Church (in ruins), Rathlogan, Co. Kilkenny
Co. Kilkenny |
Churches & Chapels
A ruined church sitting on a north-facing hillside in County Kilkenny is not unusual in itself, but the one at Rathlogan rewards a closer look.
Its doorway is in the north wall rather than the more conventional west end, a flat-headed lintelled opening nearly two metres high, with a drawbar-hole cut into the eastern embrasure at just above knee height. A drawbar-hole is a slot into which a horizontal timber beam could be slid to secure the door from inside, a detail that gives an oddly domestic intimacy to what is otherwise a fairly plain structure. Immediately to the south-west, a ringfort occupies the same hillside, and the church sits at the northern edge of a roughly square graveyard, so the site layers several centuries of use into a relatively small area of grassland.

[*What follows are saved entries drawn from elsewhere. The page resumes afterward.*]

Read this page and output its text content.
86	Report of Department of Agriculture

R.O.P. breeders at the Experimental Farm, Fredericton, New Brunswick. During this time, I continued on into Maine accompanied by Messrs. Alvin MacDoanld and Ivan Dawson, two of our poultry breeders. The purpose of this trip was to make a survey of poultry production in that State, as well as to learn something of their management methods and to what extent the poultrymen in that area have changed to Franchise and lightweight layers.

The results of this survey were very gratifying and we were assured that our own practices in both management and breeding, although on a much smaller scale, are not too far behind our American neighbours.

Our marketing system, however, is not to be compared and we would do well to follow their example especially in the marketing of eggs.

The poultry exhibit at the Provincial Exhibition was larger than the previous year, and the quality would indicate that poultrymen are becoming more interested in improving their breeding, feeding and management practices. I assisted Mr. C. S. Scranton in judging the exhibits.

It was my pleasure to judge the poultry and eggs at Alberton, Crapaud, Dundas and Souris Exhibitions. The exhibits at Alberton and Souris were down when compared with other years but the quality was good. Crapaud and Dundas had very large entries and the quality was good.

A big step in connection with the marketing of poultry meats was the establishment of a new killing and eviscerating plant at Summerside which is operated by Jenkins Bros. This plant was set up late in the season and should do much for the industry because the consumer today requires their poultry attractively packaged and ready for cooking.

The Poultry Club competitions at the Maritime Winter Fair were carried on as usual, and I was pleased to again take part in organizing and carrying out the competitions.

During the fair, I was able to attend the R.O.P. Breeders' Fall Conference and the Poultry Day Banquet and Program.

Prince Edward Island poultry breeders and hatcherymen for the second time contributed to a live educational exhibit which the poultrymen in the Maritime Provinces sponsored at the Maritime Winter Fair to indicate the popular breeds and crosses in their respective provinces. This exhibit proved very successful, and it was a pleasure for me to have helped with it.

The church itself is an undivided rectangle, about eleven and a half metres long and nearly six metres wide internally, built from roughly coursed limestone rubble with walls between 68 and 73 centimetres thick. It is probably early post-medieval in date, meaning it likely belongs to the sixteenth or seventeenth century rather than the high medieval period. The northern and western walls still stand to between two and three and a half metres, while the eastern wall and part of the southern wall survive only as foundations. Inside, near the west end, joist-holes are cut into both the north and south walls at the same level, suggesting the church may once have had a timber gallery, a feature associated with post-Reformation worship where the accommodation of a congregation in a small building was sometimes managed by adding an upper floor. By 1839, when Ordnance Survey officers were compiling their letters on the area, a window in the west gable was still visible and could be described in some detail: wider on the inside than the outside, square-headed, and noticeably splayed, with an internal width of around 76 centimetres narrowing to just 18 centimetres on the exterior face. That splayed profile would have admitted light while limiting exposure. A medieval graveslab recorded at the site by Moore in the 1870s has since disappeared entirely, with no visible trace remaining.